The University of Maryland GSG Assembly voted Friday to elect Michael Goodman, a second-year doctoral student, as its new president.

Goodman ran unopposed in the special election, which was created to confirm a new president after former president Stephanie Cork was impeached based on the findings of the Graduate Student Government Governance Committee. Cork had previously submitted her resignation, but the assembly did not accept it.

Goodman, a student in the Higher Education, Student Affairs, and International Education Policy program, has served as GSG student affairs vice president since July.

As president, Goodman would like for the GSG to continue discussing collective bargaining rights for student workers, as well as improve its transparency and communication with graduate students.

[Read more: UMD GSG committee recommends indicting former president after impeachment investigation]

“I think it’s so important that graduate students, like me, know that some people are doing work that hopefully will lead to policies and conversations and protocols that benefit them,” Goodman said. “It’s easy to feel, as a graduate student, like people don’t know that you exist, and I want students to know that they matter.”
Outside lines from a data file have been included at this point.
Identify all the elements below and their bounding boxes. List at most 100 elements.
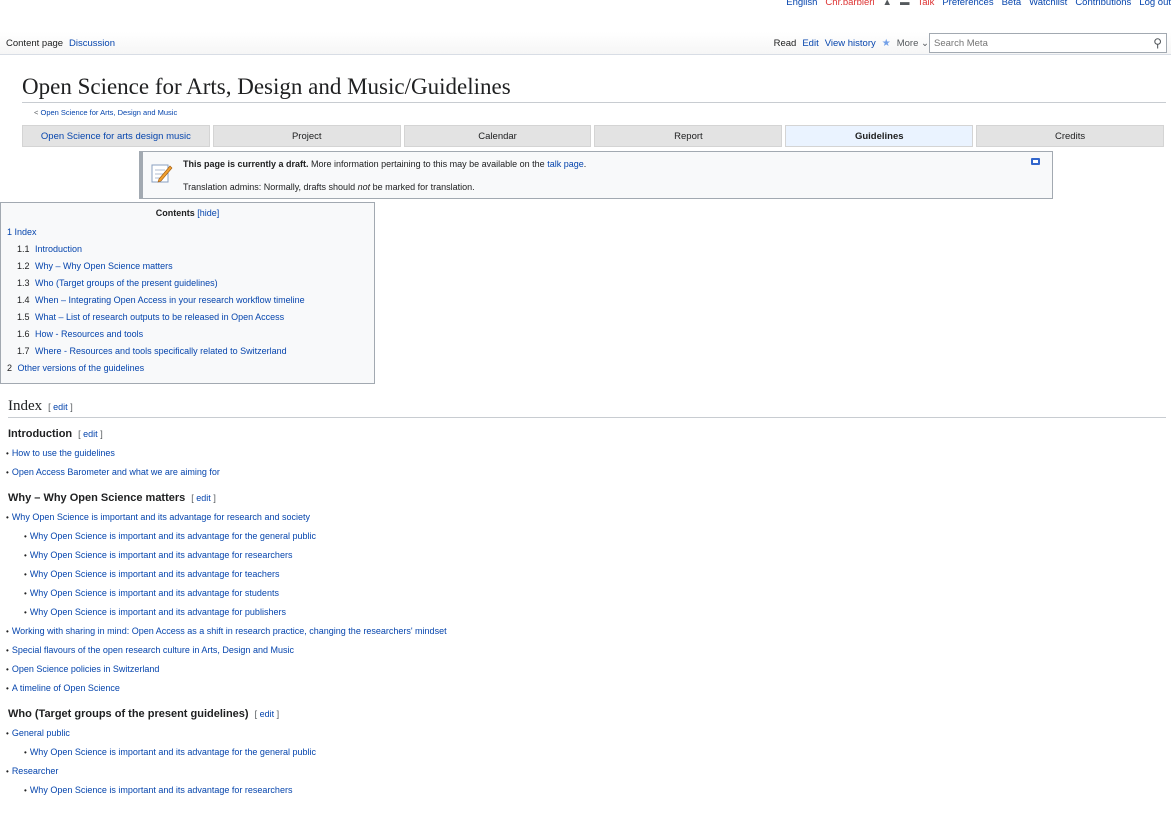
toc-item[interactable]: 2 Other versions of the guidelines [7,360,368,377]
list-link[interactable]: Open Access Barometer and what we are ai… [12,467,220,477]
toc-num: 1.4 [17,295,30,305]
messages-icon[interactable]: ▬ [900,0,910,8]
list-item[interactable]: Why Open Science is important and its ad… [6,743,1171,762]
talk-page-link[interactable]: talk page [547,159,584,169]
tab-read[interactable]: Read [774,38,797,49]
tab-discussion[interactable]: Discussion [69,38,115,49]
translate-icon[interactable] [1031,158,1040,165]
edit-link[interactable]: edit [53,402,68,412]
edit-link[interactable]: edit [260,709,275,719]
tab-edit[interactable]: Edit [802,38,818,49]
list-item[interactable]: Open Access Barometer and what we are ai… [6,463,1171,482]
logout-link[interactable]: Log out [1139,0,1171,8]
draft-notice-period: . [583,159,587,169]
preferences-link[interactable]: Preferences [942,0,993,8]
edit-section-link[interactable]: [ edit ] [48,402,73,412]
beta-link[interactable]: Beta [1002,0,1022,8]
chevron-down-icon: ⌄ [921,38,929,49]
list-link[interactable]: Working with sharing in mind: Open Acces… [12,626,447,636]
navtab-guidelines[interactable]: Guidelines [785,125,974,147]
section-heading-introduction: Introduction [ edit ] [8,428,1171,440]
list-item[interactable]: Special flavours of the open research cu… [6,641,1171,660]
table-of-contents: Contents [hide] 1 Index 1.1 Introduction… [0,202,375,384]
toc-num: 1.5 [17,312,30,322]
who-list: General public Why Open Science is impor… [6,724,1171,800]
toc-label: When – Integrating Open Access in your r… [35,295,305,305]
guidelines-navbox: Open Science for arts design music Proje… [22,125,1164,147]
tab-view-history[interactable]: View history [825,38,876,49]
toc-num: 2 [7,363,13,373]
navtab-project[interactable]: Project [212,125,401,147]
breadcrumb-parent-link[interactable]: Open Science for Arts, Design and Music [40,108,177,117]
list-link[interactable]: A timeline of Open Science [12,683,120,693]
watchlist-link[interactable]: Watchlist [1029,0,1067,8]
toc-item[interactable]: 1.5 What – List of research outputs to b… [7,309,368,326]
navtab-credits[interactable]: Credits [976,125,1164,147]
edit-link[interactable]: edit [83,429,98,439]
list-item[interactable]: How to use the guidelines [6,444,1171,463]
toc-num: 1.3 [17,278,30,288]
list-item[interactable]: Why Open Science is important and its ad… [6,584,1171,603]
list-item[interactable]: Why Open Science is important and its ad… [6,603,1171,622]
toc-item[interactable]: 1.6 How - Resources and tools [7,326,368,343]
toc-item[interactable]: 1.2 Why – Why Open Science matters [7,258,368,275]
list-item[interactable]: Why Open Science is important and its ad… [6,781,1171,800]
toc-num: 1.2 [17,261,30,271]
toc-item[interactable]: 1.7 Where - Resources and tools specific… [7,343,368,360]
toc-num: 1.7 [17,346,30,356]
toc-item[interactable]: 1.4 When – Integrating Open Access in yo… [7,292,368,309]
list-item[interactable]: General public [6,724,1171,743]
list-item[interactable]: Open Science policies in Switzerland [6,660,1171,679]
list-item[interactable]: Researcher [6,762,1171,781]
list-link[interactable]: Open Science policies in Switzerland [12,664,160,674]
breadcrumb-arrow: < [34,108,39,117]
edit-section-link[interactable]: [ edit ] [78,429,103,439]
draft-notice-emphasis: not [357,182,371,192]
edit-section-link[interactable]: [ edit ] [255,709,280,719]
edit-link[interactable]: edit [196,493,211,503]
list-link[interactable]: Researcher [12,766,59,776]
section-heading-who: Who (Target groups of the present guidel… [8,708,1171,720]
draft-notice-text: More information pertaining to this may … [308,159,548,169]
contributions-link[interactable]: Contributions [1075,0,1131,8]
search-input[interactable] [932,36,1136,50]
list-link[interactable]: General public [12,728,70,738]
list-link[interactable]: Why Open Science is important and its ad… [30,569,280,579]
list-item[interactable]: Why Open Science is important and its ad… [6,546,1171,565]
tab-content-page[interactable]: Content page [6,38,63,49]
toc-item[interactable]: 1 Index [7,224,368,241]
list-link[interactable]: Why Open Science is important and its ad… [30,607,286,617]
navtab-home[interactable]: Open Science for arts design music [22,125,210,147]
toc-label: Introduction [35,244,83,254]
search-box[interactable]: ⚲ [929,33,1167,53]
list-link[interactable]: How to use the guidelines [12,448,115,458]
user-link[interactable]: Chr.barbieri [825,0,874,8]
list-link[interactable]: Special flavours of the open research cu… [12,645,294,655]
pencil-icon [151,164,173,183]
list-item[interactable]: Why Open Science is important and its ad… [6,527,1171,546]
list-link[interactable]: Why Open Science is important and its ad… [30,531,316,541]
navtab-calendar[interactable]: Calendar [403,125,592,147]
toc-hide-toggle[interactable]: [hide] [197,208,219,218]
toc-label: Where - Resources and tools specifically… [35,346,287,356]
search-icon[interactable]: ⚲ [1153,36,1162,50]
more-menu[interactable]: More ⌄ [897,38,929,49]
list-link[interactable]: Why Open Science is important and its ad… [30,747,316,757]
list-link[interactable]: Why Open Science is important and its ad… [30,588,279,598]
personal-tools: English Chr.barbieri ▲ ▬ Talk Preference… [786,0,1171,8]
edit-section-link[interactable]: [ edit ] [191,493,216,503]
list-item[interactable]: Why Open Science is important and its ad… [6,508,1171,527]
watch-star-icon[interactable]: ★ [882,38,891,49]
language-link[interactable]: English [786,0,817,8]
list-link[interactable]: Why Open Science is important and its ad… [12,512,310,522]
list-item[interactable]: A timeline of Open Science [6,679,1171,698]
list-item[interactable]: Why Open Science is important and its ad… [6,565,1171,584]
toc-item[interactable]: 1.1 Introduction [7,241,368,258]
list-link[interactable]: Why Open Science is important and its ad… [30,550,293,560]
list-item[interactable]: Working with sharing in mind: Open Acces… [6,622,1171,641]
notifications-icon[interactable]: ▲ [883,0,892,8]
list-link[interactable]: Why Open Science is important and its ad… [30,785,293,795]
talk-link[interactable]: Talk [917,0,934,8]
toc-item[interactable]: 1.3 Who (Target groups of the present gu… [7,275,368,292]
navtab-report[interactable]: Report [594,125,783,147]
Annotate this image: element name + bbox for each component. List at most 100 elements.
Student employees lack some of the protections and privileges that most Maryland State employees receive under law. A Maryland General Assembly bill, which the GSG supported, that would grant student workers collective bargaining rights was withdrawn by the House Appropriations Committee last April.

Goodman is a graduate assistant in the Undergraduate Student Legal Aid Office at this university and is also a program manager at the National Association for Independent Schools, a nonprofit organization that provides services to K-12 schools in the U.S. and abroad.

As an undergraduate, Goodman was the student body president at the University of Central Oklahoma, where he earned his bachelor’s degree in organizational communication in 2008. He earned a master’s of science in education, higher education and student affairs from Indiana University in 2012.

“I have experience as a student government president in the undergraduate context, but I’ve also worked in higher education for several years so I have an understanding of the needs of student governments,” Goodman said.

Goodman’s professional character as a member of the GSG will translate well to the role of president, said Stephanie Folling, GSG academic affairs vice president.

[Read more: UMD GSG launches investigation into president after noticing $30,000 budget overspending]

“Michael is very good at facilitating,” Folling said. “So for the conversations that need to be had to repair and restore some of GSG’s relationships, I believe he’ll be a great facilitator for that.”

Public Relations Vice President Katie Brown said he has personable qualities that will help him as GSG president.

“He’s somebody who has the capability of standing by his word — of forcing an issue in a conversation but doing it in a respectful and kind way that I think is important for a president to have,” Brown said.

After a month of unusual drama within the GSG concerning the impeachment proceedings of former President Stephanie Cork, Goodman hopes to refocus the GSG, he said.